Dataset
===================================

In EpiLearn, we use **UniversalDataset** to load preprocessed datasets. For customized data, we can simply initialize the UniversalDataset given features, graphs, and states.


UniversalDataset
--------------------

.. autoclass:: epilearn.data.dataset.UniversalDataset
    :members:


Preprocessed Datasets
===================================

We collect epidemic data from various sources including the followings:


**Temporal Data**

   * `Tycho_v1.0.0 <https://www.tycho.pitt.edu/data/>`_: Including eight diseases collected across 50 US states and 122 US cities from 1916 to 2009.
   * `Measles <https://github.com/msylau/measles_competing_risks/tree/master>`_: Contains measles infections in England and Wales across 954 urban centers (cities and towns) from 1944 to 1964.

**Spatial&Temporal Data**

   * **Covid_static**: Contains covid infections with static graph. `[1] <https://github.com/littlecherry-art/DASTGN/tree/master>`_
   * **Covid_dynamic**: Contains covid infections with dynamic graph. `[2] <https://github.com/HySonLab/pandemic_tgnn/tree/main>`_ `[3] <https://github.com/deepkashiwa20/MepoGNN/tree/main>`_

**Dataset Loading**

Loading Measle and Tycho Datasets:

.. code-block:: python

    from epilearn.data import UniversalDataset  

    tycho_dataset = UniversalDataset(name='Tycho_v1', root='./tmp/')    

    measle_dataset = UniversalDataset(name='Measles', root='./tmp/')    


For covid data, we support the Dataset from Johns Hopkings University:

.. code-block:: python

    from epilearn.data import UniversalDataset

    jhu_dataset = UniversalDataset(name='JHU_covid', root='./tmp/')

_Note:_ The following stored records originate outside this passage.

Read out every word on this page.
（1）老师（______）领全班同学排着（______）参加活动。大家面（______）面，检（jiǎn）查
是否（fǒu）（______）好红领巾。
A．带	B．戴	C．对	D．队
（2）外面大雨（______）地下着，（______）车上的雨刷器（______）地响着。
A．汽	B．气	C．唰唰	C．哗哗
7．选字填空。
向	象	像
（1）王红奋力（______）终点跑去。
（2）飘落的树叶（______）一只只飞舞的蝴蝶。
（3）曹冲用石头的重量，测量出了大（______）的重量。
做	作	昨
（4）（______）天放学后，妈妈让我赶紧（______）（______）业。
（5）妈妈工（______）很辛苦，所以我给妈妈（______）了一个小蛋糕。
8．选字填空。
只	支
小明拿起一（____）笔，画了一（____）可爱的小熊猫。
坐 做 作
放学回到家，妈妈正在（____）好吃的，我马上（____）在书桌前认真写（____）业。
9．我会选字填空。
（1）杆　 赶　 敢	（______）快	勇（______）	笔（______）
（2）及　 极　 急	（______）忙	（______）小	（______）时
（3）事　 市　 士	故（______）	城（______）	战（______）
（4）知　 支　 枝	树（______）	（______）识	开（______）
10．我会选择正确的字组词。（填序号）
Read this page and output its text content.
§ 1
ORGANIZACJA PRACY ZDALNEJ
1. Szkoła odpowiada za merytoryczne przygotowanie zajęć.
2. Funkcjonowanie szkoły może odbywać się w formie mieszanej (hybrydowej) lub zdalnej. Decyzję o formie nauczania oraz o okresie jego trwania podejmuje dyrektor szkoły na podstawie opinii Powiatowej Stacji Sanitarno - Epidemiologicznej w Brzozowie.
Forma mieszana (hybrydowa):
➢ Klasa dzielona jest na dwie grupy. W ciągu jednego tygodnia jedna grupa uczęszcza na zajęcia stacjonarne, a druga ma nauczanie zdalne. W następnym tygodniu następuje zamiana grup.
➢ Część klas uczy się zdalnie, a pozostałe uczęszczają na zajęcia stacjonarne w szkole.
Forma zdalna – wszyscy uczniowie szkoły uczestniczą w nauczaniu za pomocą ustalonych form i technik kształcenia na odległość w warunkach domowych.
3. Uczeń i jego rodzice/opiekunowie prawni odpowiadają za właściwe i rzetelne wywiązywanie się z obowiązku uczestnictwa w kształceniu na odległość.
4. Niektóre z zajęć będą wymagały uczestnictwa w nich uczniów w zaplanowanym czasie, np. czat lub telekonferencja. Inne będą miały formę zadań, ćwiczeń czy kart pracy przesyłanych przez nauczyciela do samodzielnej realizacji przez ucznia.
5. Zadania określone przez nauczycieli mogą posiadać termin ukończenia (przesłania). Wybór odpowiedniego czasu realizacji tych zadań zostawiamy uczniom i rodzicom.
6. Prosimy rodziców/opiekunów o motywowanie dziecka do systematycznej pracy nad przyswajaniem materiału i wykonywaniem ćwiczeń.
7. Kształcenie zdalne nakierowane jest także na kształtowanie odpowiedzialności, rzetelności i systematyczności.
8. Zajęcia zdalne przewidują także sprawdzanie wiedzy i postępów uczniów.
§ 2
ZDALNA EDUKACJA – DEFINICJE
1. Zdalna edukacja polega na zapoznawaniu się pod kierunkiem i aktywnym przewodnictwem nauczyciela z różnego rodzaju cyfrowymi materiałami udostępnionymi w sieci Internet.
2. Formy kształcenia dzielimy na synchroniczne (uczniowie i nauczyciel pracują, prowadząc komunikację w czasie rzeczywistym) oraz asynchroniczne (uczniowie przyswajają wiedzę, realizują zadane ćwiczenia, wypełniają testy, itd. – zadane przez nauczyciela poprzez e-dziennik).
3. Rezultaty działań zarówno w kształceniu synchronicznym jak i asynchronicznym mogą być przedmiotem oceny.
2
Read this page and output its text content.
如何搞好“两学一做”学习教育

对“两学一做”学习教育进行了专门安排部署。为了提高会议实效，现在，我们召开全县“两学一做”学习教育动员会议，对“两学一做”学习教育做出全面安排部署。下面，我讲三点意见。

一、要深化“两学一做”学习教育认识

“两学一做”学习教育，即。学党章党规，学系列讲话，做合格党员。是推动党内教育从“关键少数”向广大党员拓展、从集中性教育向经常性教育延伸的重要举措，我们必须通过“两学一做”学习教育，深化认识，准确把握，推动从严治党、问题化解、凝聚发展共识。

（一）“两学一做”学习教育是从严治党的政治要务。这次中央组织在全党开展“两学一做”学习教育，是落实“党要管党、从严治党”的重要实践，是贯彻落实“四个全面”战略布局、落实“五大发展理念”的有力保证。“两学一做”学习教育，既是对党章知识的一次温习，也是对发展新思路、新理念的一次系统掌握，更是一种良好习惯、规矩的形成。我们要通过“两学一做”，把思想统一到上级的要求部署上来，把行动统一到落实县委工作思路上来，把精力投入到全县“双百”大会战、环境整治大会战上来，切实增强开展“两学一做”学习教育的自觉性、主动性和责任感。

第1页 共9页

For other countries, please use 'Covid\_'+'country' to acquire the correspnding covid dataset. Currently, we support countries like China, Brazil, Austria, England, France, Italy, Newzealand, and Spain.

.. code-block:: python

    from epilearn.data import UniversalDataset

    covid_dataset = UniversalDataset(name='Covid_Brazil', root='./tmp/')


Customize Your Own Dataset
---------------------------

First, you should form your data as a dictionary with keys of features, graph, dynamic_graph, targets, and states. Here is an example:

.. code-block:: python

    data = torch.load("example.pt")
    
    data.keys()

.. code-block:: text

    dict_keys(['features', 'graph', 'dynamic_graph', 'targets', 'states'])

.. code-block:: python

    node_features = data['features']    # [time steps, nodes, channels]: torch.Size([539, 47, 4])

    static_graph = torch.Tensor(data['graph'])  # [nodes, nodes]: (47, 47)

    dynamic_graph = data['dynamic_graph']   # [time steps, nodes, nodes]: torch.Size([539, 47, 47])

    targets = data['targets']   # [time steps, nodes]: torch.Size([539, 47])

    node_status = data['states']    # [time steps, nodes]: torch.Size([539, 47])


Next, you can use your own data to establish a `UniversalDataset` class by passing the correponding parameters due to your needs. Not every parameters are required. You can refer to `UniversalDataset`_ to obtain detailed descriptions and customize your parameters.

.. code-block:: python
    
    from epilearn.data import UniversalDataset

    dataset_sample1 = UniversalDataset(x=node_features, 

                            states=node_status, # e.g. additional information of each node, e.g. SIR states

                            y=targets, # prediction target

                            graph=static_graph, # adjacency matrix, we also support edge index: edge_index = ...

                            dynamic_graph=dynamic_graph # # adjacency matrix

                            )
    
    dataset_sample2 = UniversalDataset(x=features,y=node_target,graph=graph)


For more sample code in a real training process, you can refer to `examples/dataset_customization.ipynb` on the github page.